Murphy Brasileira

Autor(a): Otavio Ramos


Volume 1 – Arco 2

Capítulo 34: O Paradoxo da Pressa

Ella e Icrow continuaram na árdua escalada da montanha. O crepúsculo logo cedeu espaço à noite estrelada e um manto de constelações começou a adornar o céu.

O relevo íngreme havia deixado ambos exaustos, mas o observatório estava a poucos metros de distância deles. Uma aurora boreal surgiu no céu, contemplando a misticidade daquela montanha.

— Ei! O que é aquilo? — perguntou Icrow, estupefato com a visão do céu.

— É uma aurora boreal, você nunca deve ter visto, né?

— Aurora boreal... é... incrível — exclamou Icrow, boquiaberto.

Do topo da montanha, a galáxia de Andromeda podia ser vista a olho nu, uma das visões mais lindas que se podia ter.

Andromeda era uma anomalia celestial: tão próxima da Terra, mas ao mesmo tempo tão distante. Vazia, mas tão preenchida...

Com mais alguns passos firmes, finalmente atingiram o cume da montanha, onde se erguia o misterioso observatório. Era enorme, muito mais do que um simples observatório. Era evidente que havia sido modificado manualmente por Haldreth.

Ao se aproximarem, um sensor de porta automática ativou com a presença de Ella, sinalizando que aquela estrutura ainda estava energizada.

Assim que atravessaram a porta, foram recepcionados por um curioso robô. Ele tinha quase três metros de altura, seu corpo metálico era coberto por uma capa negra.

Seu rosto... bem, ele não possuía um rosto. Um capacete futurista encobria quase toda sua face, exceto pela região bocal, que simulava a de um humano.

— Bem-vindos, fêmea humana e criatura de sexo indeterminado do Vazio. Vocês estão na residência do meu mestre, Haldreth. No que posso ajudá-los? — disse o robô, com um sorriso gentil. — E peço encarecidamente que não tentem saquear nossa propriedade, assim como fizeram os últimos visitantes. Caso contrário, terei que tornar essa experiência... desagradável.

— É-é um robô de guerra, Ella! T-tome cuidado — alertou Icrow, arrepiado e arisco como um gato.

— Calma, Icrow. Robô, seu pai, quer dizer, seu criador, Haldreth, ele me conhece. Pergunte por Ella Murphy.

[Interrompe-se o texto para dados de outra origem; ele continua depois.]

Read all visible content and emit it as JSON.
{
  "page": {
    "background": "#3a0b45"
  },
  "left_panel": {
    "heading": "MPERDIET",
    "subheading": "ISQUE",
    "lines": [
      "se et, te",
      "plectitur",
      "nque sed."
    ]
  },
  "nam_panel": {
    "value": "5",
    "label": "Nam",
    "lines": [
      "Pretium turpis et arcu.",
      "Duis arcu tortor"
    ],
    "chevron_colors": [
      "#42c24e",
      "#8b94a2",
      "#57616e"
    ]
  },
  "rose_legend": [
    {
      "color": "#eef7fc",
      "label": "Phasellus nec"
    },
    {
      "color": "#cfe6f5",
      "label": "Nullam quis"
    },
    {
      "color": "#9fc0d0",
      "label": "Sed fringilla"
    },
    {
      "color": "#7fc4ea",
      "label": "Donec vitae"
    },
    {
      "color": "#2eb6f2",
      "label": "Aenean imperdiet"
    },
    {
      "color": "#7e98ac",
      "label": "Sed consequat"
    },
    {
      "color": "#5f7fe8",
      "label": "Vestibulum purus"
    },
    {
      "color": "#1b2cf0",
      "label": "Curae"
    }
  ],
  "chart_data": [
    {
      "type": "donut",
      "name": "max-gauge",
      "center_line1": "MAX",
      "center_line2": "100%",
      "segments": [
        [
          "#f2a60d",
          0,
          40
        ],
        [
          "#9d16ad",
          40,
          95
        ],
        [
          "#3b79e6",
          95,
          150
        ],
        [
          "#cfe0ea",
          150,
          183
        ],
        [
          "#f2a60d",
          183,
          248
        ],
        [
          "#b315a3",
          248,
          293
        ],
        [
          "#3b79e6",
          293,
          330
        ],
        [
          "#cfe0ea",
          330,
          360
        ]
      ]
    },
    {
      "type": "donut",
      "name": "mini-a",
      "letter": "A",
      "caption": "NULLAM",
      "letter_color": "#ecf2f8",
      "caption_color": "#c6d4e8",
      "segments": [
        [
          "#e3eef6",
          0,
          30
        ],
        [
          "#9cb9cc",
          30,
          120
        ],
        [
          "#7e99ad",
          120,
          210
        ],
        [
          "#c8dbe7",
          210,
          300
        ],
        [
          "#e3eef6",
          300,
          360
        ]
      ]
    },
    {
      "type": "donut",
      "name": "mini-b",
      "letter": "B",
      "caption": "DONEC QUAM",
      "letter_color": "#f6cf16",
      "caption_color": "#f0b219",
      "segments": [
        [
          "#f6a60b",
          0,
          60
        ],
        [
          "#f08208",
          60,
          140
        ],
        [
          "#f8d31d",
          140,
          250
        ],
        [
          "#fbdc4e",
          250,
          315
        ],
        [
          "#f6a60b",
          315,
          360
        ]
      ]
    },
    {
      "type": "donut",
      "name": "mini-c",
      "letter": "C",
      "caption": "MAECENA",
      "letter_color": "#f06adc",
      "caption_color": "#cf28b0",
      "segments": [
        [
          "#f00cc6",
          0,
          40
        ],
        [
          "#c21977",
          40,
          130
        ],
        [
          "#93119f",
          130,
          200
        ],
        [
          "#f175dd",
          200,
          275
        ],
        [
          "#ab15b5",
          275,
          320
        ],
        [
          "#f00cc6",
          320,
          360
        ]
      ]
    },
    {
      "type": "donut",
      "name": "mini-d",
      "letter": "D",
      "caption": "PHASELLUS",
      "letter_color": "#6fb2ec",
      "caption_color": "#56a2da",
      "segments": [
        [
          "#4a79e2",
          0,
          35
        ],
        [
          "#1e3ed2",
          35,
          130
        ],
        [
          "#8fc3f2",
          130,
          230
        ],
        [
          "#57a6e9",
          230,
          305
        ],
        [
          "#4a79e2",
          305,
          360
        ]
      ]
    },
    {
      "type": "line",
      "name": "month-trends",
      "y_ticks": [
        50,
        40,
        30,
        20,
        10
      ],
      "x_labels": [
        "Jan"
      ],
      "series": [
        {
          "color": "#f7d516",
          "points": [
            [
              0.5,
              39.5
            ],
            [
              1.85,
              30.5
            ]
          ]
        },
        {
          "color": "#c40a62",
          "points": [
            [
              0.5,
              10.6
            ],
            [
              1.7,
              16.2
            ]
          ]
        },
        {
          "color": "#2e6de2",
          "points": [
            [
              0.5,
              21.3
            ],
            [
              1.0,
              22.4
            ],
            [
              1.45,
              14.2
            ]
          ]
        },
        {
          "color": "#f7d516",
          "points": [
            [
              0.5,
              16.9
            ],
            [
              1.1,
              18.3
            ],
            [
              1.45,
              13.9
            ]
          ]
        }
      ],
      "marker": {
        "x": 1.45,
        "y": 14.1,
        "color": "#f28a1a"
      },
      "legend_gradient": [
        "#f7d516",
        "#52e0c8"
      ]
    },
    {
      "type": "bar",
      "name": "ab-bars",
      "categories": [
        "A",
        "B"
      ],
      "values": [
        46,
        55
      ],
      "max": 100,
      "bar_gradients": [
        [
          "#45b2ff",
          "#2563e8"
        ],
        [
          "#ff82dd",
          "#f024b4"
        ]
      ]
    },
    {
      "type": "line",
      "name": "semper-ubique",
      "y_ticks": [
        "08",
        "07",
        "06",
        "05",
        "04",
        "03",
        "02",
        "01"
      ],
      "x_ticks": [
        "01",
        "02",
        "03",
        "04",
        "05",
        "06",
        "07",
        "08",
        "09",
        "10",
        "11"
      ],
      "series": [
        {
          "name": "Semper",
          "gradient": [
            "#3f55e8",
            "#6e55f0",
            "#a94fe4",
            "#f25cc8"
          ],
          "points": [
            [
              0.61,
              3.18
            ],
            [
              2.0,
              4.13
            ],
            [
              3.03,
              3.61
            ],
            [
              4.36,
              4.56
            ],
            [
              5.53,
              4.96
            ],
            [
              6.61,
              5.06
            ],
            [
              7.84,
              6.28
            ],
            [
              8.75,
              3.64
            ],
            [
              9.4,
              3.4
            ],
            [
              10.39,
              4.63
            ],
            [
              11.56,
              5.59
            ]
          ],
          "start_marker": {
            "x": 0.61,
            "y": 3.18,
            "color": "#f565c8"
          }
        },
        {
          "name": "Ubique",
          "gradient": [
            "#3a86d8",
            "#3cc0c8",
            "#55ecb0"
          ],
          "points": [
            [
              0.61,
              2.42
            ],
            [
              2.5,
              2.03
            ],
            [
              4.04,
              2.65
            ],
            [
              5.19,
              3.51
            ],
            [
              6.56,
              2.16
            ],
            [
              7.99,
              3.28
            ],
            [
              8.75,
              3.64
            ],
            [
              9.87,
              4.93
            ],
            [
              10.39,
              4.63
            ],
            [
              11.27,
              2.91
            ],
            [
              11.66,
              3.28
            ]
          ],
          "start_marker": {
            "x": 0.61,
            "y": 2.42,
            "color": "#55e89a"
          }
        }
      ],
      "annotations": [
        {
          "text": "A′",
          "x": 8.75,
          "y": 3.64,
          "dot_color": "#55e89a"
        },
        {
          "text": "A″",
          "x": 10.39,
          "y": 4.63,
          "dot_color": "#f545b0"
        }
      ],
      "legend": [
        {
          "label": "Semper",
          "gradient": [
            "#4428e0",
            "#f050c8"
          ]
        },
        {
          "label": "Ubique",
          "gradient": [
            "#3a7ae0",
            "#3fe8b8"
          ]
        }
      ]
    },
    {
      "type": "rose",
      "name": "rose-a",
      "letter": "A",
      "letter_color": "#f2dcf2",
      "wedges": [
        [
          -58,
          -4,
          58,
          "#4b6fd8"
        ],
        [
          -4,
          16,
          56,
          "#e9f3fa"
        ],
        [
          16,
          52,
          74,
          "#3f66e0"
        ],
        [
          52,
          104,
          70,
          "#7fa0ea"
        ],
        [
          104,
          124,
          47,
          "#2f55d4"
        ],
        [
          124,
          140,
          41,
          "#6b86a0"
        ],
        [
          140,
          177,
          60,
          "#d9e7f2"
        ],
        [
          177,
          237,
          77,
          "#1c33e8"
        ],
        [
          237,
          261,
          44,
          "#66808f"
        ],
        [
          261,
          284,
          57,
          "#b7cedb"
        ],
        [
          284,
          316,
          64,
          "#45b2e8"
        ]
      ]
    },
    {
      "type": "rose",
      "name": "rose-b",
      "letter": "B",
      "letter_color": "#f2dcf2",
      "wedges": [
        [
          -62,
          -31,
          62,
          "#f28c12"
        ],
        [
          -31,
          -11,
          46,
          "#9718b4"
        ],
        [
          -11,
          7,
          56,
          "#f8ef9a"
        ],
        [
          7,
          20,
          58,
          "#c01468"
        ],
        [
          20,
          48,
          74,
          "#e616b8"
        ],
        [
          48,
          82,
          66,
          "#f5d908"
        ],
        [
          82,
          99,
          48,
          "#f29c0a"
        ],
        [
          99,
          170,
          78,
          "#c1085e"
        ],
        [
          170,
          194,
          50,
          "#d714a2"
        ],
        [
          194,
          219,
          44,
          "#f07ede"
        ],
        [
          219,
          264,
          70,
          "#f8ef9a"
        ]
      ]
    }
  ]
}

— Ella Murphy? No meu banco de dados conta com a presença da história em ordem cronológica da família Murphy, desde o nascimento de Peter Murphy, em 2210 até o reconhecimento mundial de Aslan Murphy como herói em 3007, mas não há registros sobre o nome Ella Murphy.

— Rostov, pode liberá-los, a garota é minha convidada. Minha convidada especial! — disse Haldreth, aparecendo no cômodo.

— Oh... convidada especial? Me desculpe pela inconveniência, senhorita Ella Murphy, eu poderia te servir uma xícara de café ou chá? — perguntou o robô, mais gentil que um humano. — Percebo que possui feridas em seu rosto. Gostaria de uma toalha umedecida para limpá-las e remédios para dor?

— Eu aceito a toalha e os remédios, obrigada. — Ella sorriu.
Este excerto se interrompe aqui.